Is not logical that the login link must be blue?

I know that the declarations have the same origin and same importance, so they need to be scored (selector's specificity).

To calculate selector specificity I created an table for each selector:

A = Number of inline styles: 0
B = Number of ID: 0
C = Number of classes: 0
D = Number of elements: 0

So the login element have 3 collisions related to his color: a, #header a, #login

element (A, B, C, D)

a (0, 0, 0, 1) = 1
#header a (0, 1, 0, 1) = 101
#login (0, 1, 0, 0) = 100

The selector "#header a" wins because it had the biggest score.

But

If we change the selector "#login" to "a#login", we will have:
a#login (0, 1, 0, 1) = 101
The selector "#header a" looses, because with a draw wins the last that was declared.

So, the thing that I can't understand is:

Since "#header a" selector refers to many elements and an ID selector (e.g. #login) just refer one element, is logical that we want to apply ID selector declarations to that element, right? I really can't understand this CSS precedence logic, because I think ID selector must be basically the most specific thing possible, just like inline styles.

P.S.: Sorry for my bad english :)

6

There are 6 answers

4
Christoph On BEST ANSWER

You can't see "specificity" in a sense of which selector targets the fewest elements but simply what is most important.

Of course could the rules have been made even more complicated by differentiating such things like #header a or a#login. However this just would add more confusion to the whole system.
Also most likely this (c/w)ould be abused like the following: header#header a - this added a higher specificity but also could target more elements.

In my opinion this would add no further value to the system but only make it more complicated.

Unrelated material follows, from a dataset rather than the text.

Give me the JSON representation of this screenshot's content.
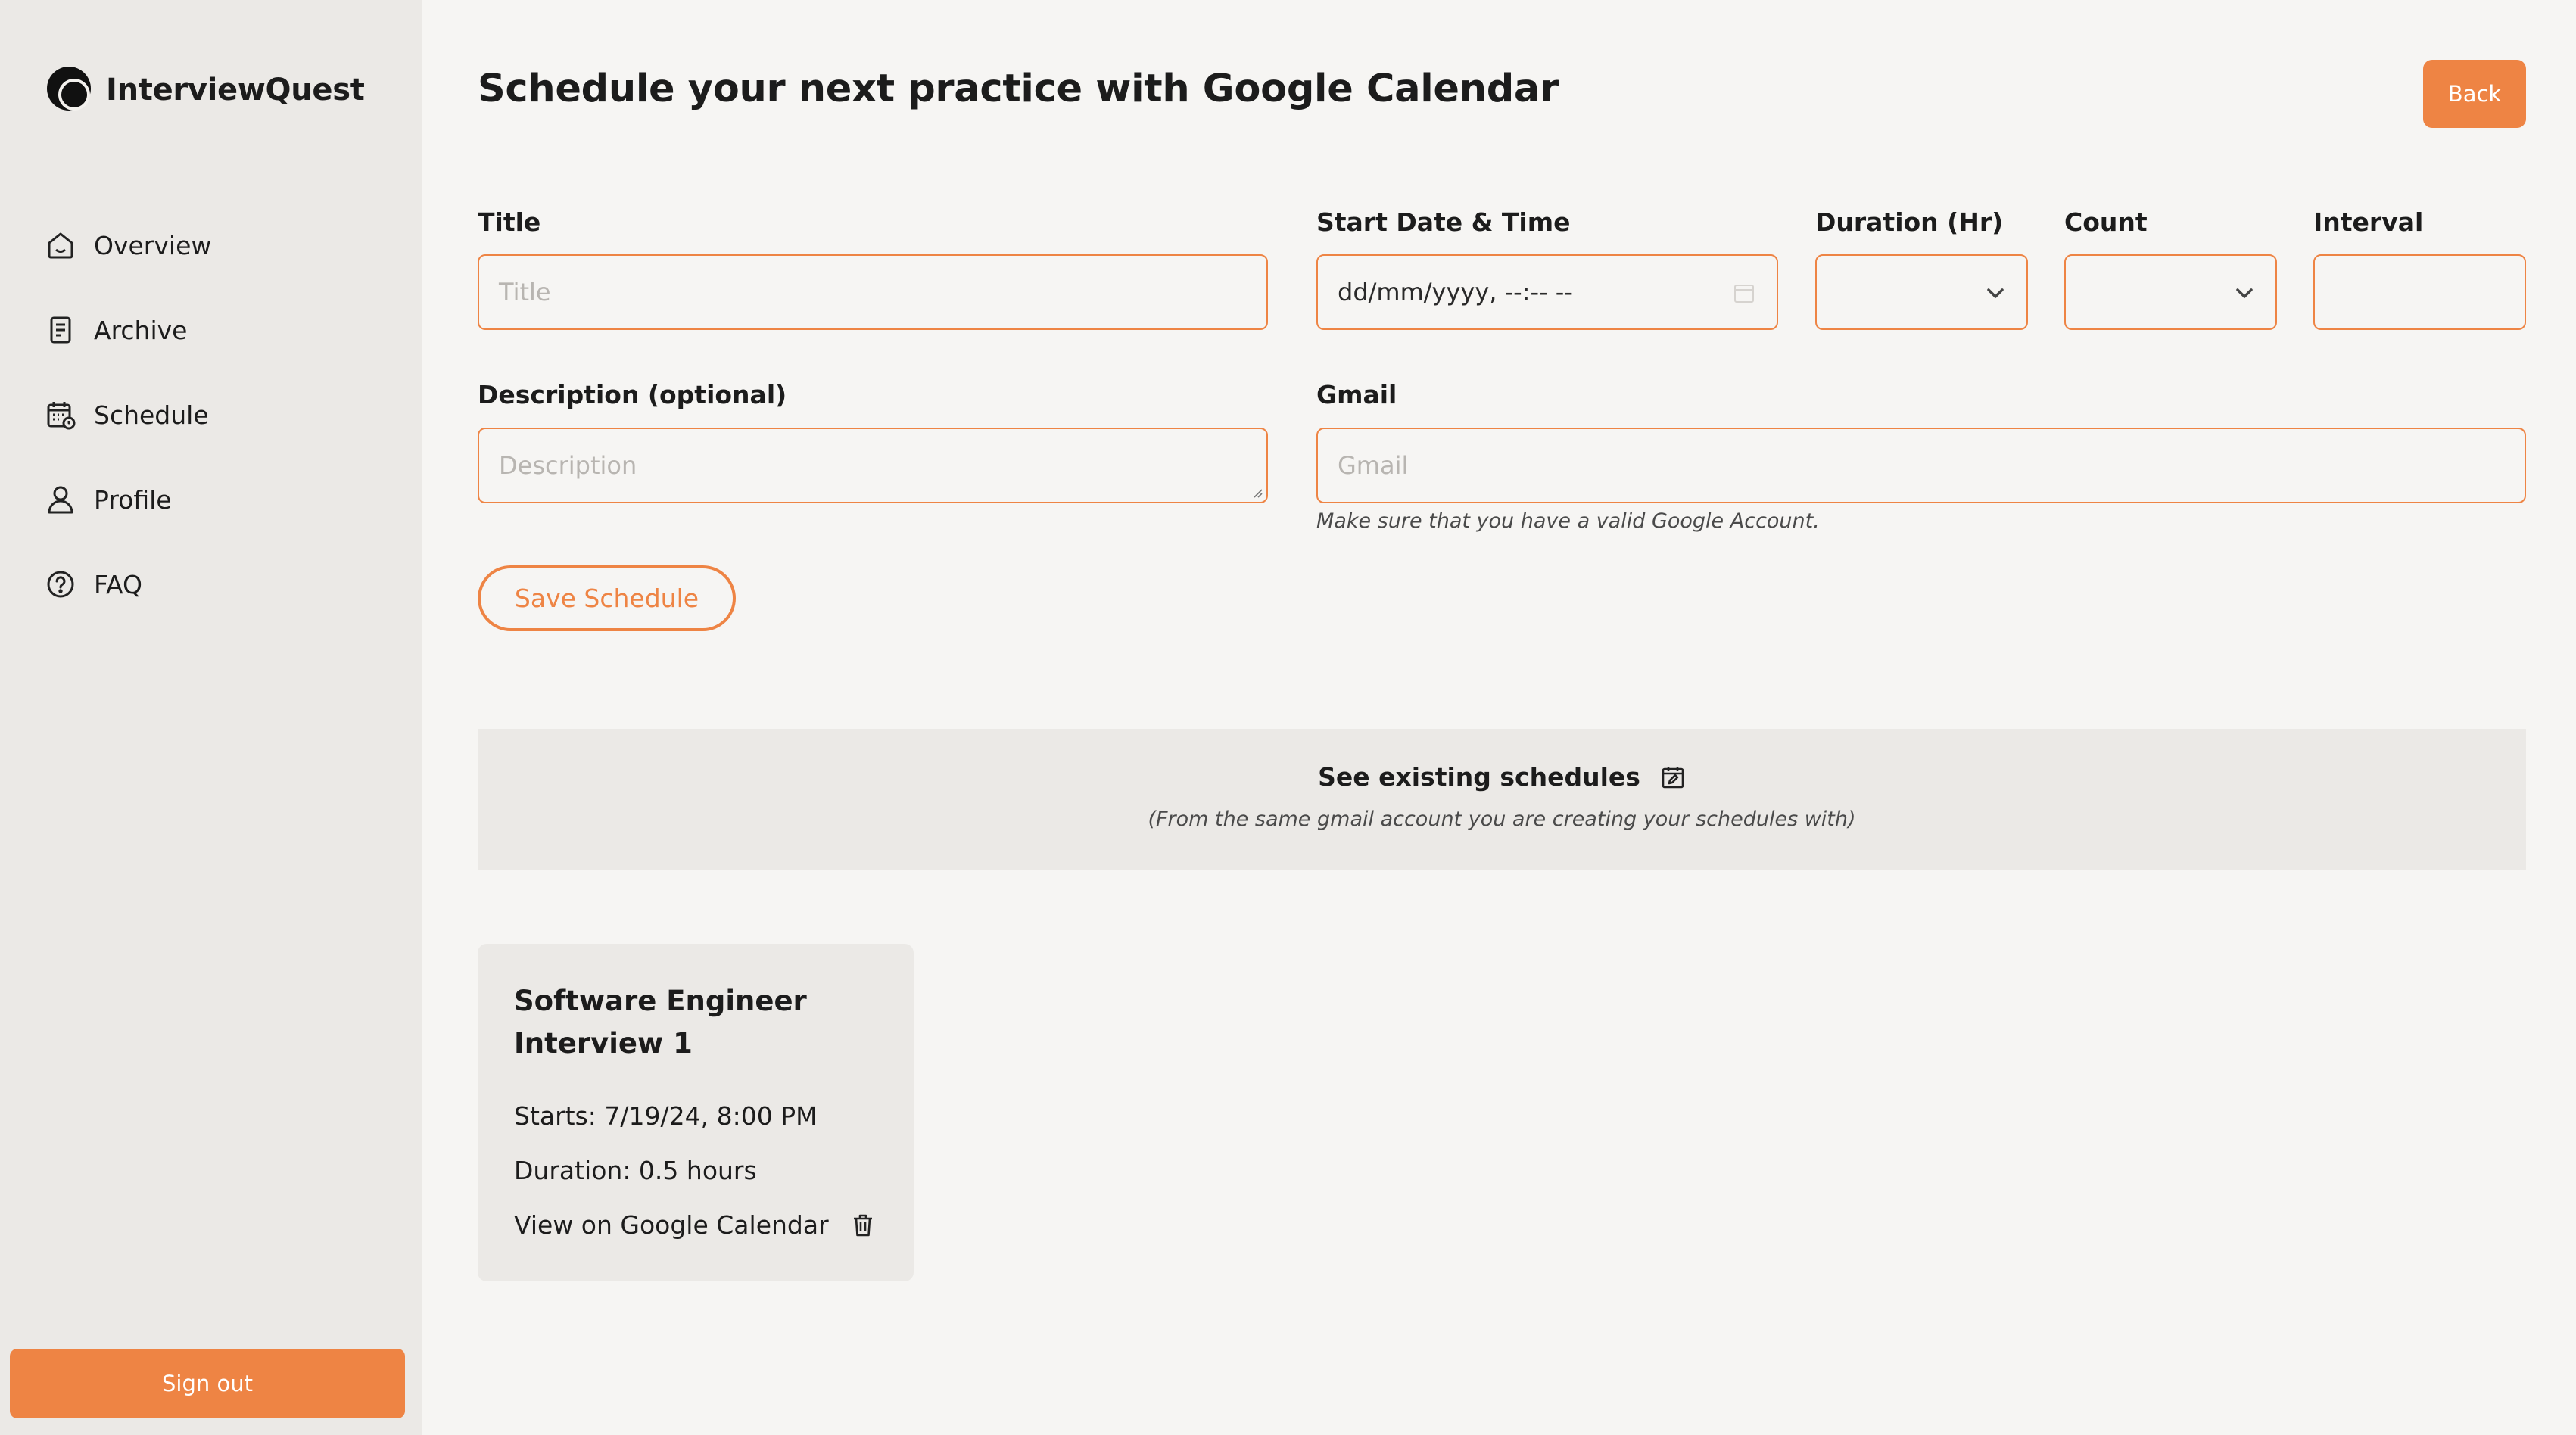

When writing CSS one should always try to keep the rules as short as possible for performance issues. If you need to overwrite a rule you still have the possibility to add another id or class - in addition to the normal cascading this is really more than enough.

1
Oleg On

You seem to be familiar with the concept of specificity, which is thouroughly described as part of w3 css specs. From the algorythm perspective, selector specificity values in the rule declaration are flat-weighted or non-positional. This means that #header a and a#login have the same specificity, meaning that if an element is eligible for both rules, the latter one will take precedence.

Personally, it took me much longer to come to terms with selectors having semantic specificity but no calculatory value. For instance, ul li and ul>li have the same weight even though the latter "feels" more specific!

I find that anyone with functional programming background finds it easier to compare specificity as four-byte values (this is in fact close to how it's implemented in major browsers - consequently overflowing the value when 256+ selectors of the same weight are used :)

5
Billy Moat On

It's just down to specificity - be more specific and it will work for you:

header a#login {
 color: #00F; /* Blue */
}​
11
devstruck On

No, according to the logic of selectors, it is not.

#header a is more specific than #login. If you reduced your #header a selector to #header, then the header selector and the login selector would have the same specificity, and the rule that was last expressed (in your order the color from login) would be used. The same would be true if you increased the specificty of the login selector by adding a tag name to it.

2
Andrew G. On

OP, perhaps you could think of it that CSS processes the first argument (#header, and #login) first, and only after that, then it processes the second argument (a in "#header a").

So on the first process, it's made red, and then blue, but on the second process, it's overwritten to red, due to the "a" in the second argument.

0
Ammi J Embry On

All it takes to fix this is changing #login to a#login letting the DOM know this command is specific to a link.

The #header a is more specific than just #login because it's pointing at a specific element in the DOM, not just a random id.